While I've dealt with tenor guitars (and soprano, tenor, and concert ukuleles), I've never seen nor played a baritone guitar. Sorry I can't help you, but you have me interested.
I have several guitars that are for playing (right now in my bedroom, it's all acoustic: a Gibson, two Martins, and two Collings - and a Gibson banjo, a Weber mandolin, a Gibson mandolin, and an old Martin ukulele), not for investment. Most are for investment.
You probably love your Taylor because the neck reminds you of your Stratocaster; Taylor's have a bolt-on neck instead of a dovetailed neck, and the neck's much more like an electric guitar than virtually any other acoustic you'll find.
Bob Taylor's a nice guy; I first met him when he was still delivering his guitars out of his car. I was in a guitar store near the Haight-Ashbury District of San Francisco, looking at a Santa Cruz guitar, when he drove up to deliver some guitars. His car and trunk were full.
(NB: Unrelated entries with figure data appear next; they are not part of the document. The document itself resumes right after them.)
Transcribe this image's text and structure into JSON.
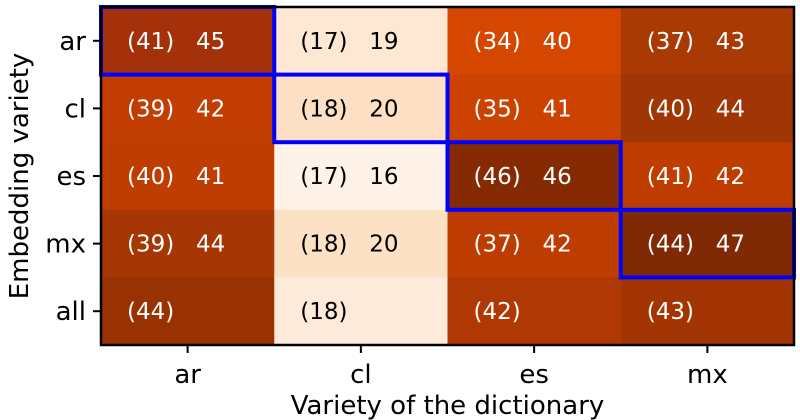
{
  "chart_data": {
    "type": "heatmap",
    "xlabel": "Variety of the dictionary",
    "ylabel": "Embedding variety",
    "x_categories": [
      "ar",
      "cl",
      "es",
      "mx"
    ],
    "y_categories": [
      "ar",
      "cl",
      "es",
      "mx",
      "all"
    ],
    "cells": [
      [
        {
          "paren": "(41)",
          "value": "45",
          "color": "#a5310a"
        },
        {
          "paren": "(17)",
          "value": "19",
          "color": "#fee7d3"
        },
        {
          "paren": "(34)",
          "value": "40",
          "color": "#d54601"
        },
        {
          "paren": "(37)",
          "value": "43",
          "color": "#aa3a03"
        }
      ],
      [
        {
          "paren": "(39)",
          "value": "42",
          "color": "#c23d02"
        },
        {
          "paren": "(18)",
          "value": "20",
          "color": "#fde0c3"
        },
        {
          "paren": "(35)",
          "value": "41",
          "color": "#cc4301"
        },
        {
          "paren": "(40)",
          "value": "44",
          "color": "#a03505"
        }
      ],
      [
        {
          "paren": "(40)",
          "value": "41",
          "color": "#c03d02"
        },
        {
          "paren": "(17)",
          "value": "16",
          "color": "#fff3e9"
        },
        {
          "paren": "(46)",
          "value": "46",
          "color": "#852a03"
        },
        {
          "paren": "(41)",
          "value": "42",
          "color": "#c03d02"
        }
      ],
      [
        {
          "paren": "(39)",
          "value": "44",
          "color": "#a63604"
        },
        {
          "paren": "(18)",
          "value": "20",
          "color": "#fde1c5"
        },
        {
          "paren": "(37)",
          "value": "42",
          "color": "#bc3c02"
        },
        {
          "paren": "(44)",
          "value": "47",
          "color": "#802905"
        }
      ],
      [
        {
          "paren": "(44)",
          "value": "",
          "color": "#983202"
        },
        {
          "paren": "(18)",
          "value": "",
          "color": "#feeadb"
        },
        {
          "paren": "(42)",
          "value": "",
          "color": "#b03804"
        },
        {
          "paren": "(43)",
          "value": "",
          "color": "#a23503"
        }
      ]
    ],
    "highlighted_cells": [
      [
        0,
        0
      ],
      [
        1,
        1
      ],
      [
        2,
        2
      ],
      [
        3,
        3
      ]
    ],
    "highlight_color": "#0000ff",
    "light_text_color": "#ffffff",
    "dark_text_color": "#000000",
    "grid": false
  }
}
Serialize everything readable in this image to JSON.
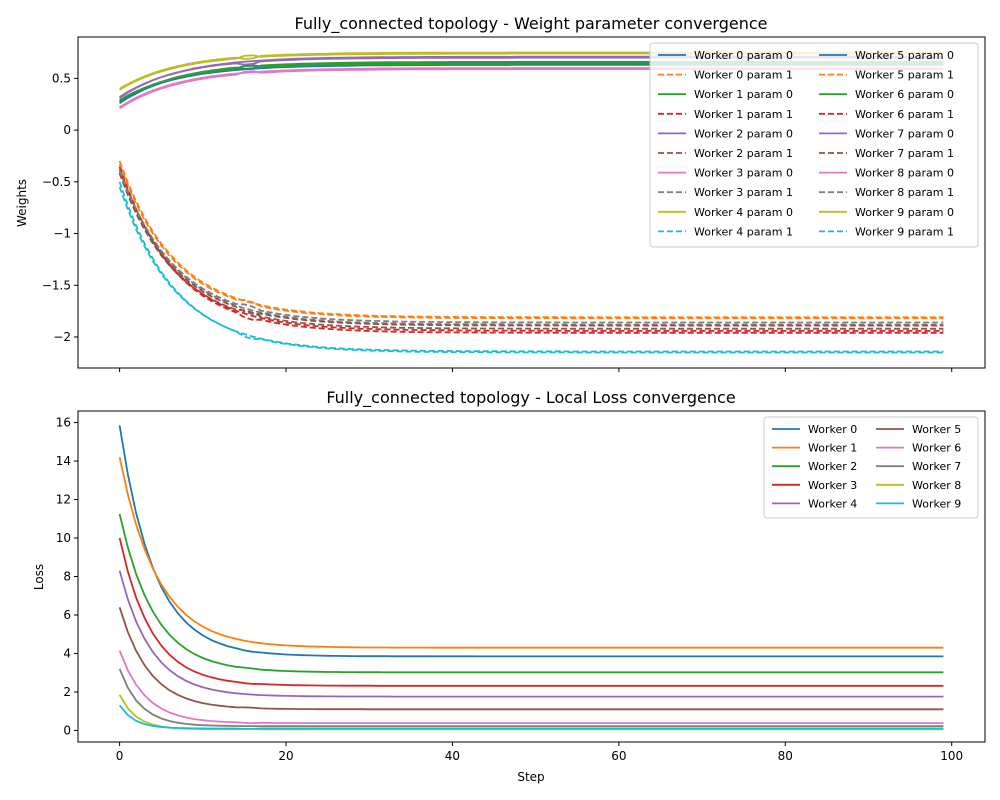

I've met him a couple of other times since then, including at NAMM.
Wow, that is such a cool story. The Taylor I have has a low action but the radius of the neck is slightly bigger than my strat or ovation. Had the weirdest time adjusting to just the slightest increase in size. Affected my barre chords from the 6-7 th fret down but I’ve been able to adjust the neck and it turned out I just needed to adjust the neck.
I’ve told my wife that if the Internet had been around when I was a kid I would gave been in a band playing guitar. It’s so amazing the stuff I’ve learned to play over the last 7-8 years with tabs, videos and interviews about different tunings and tapping techniques.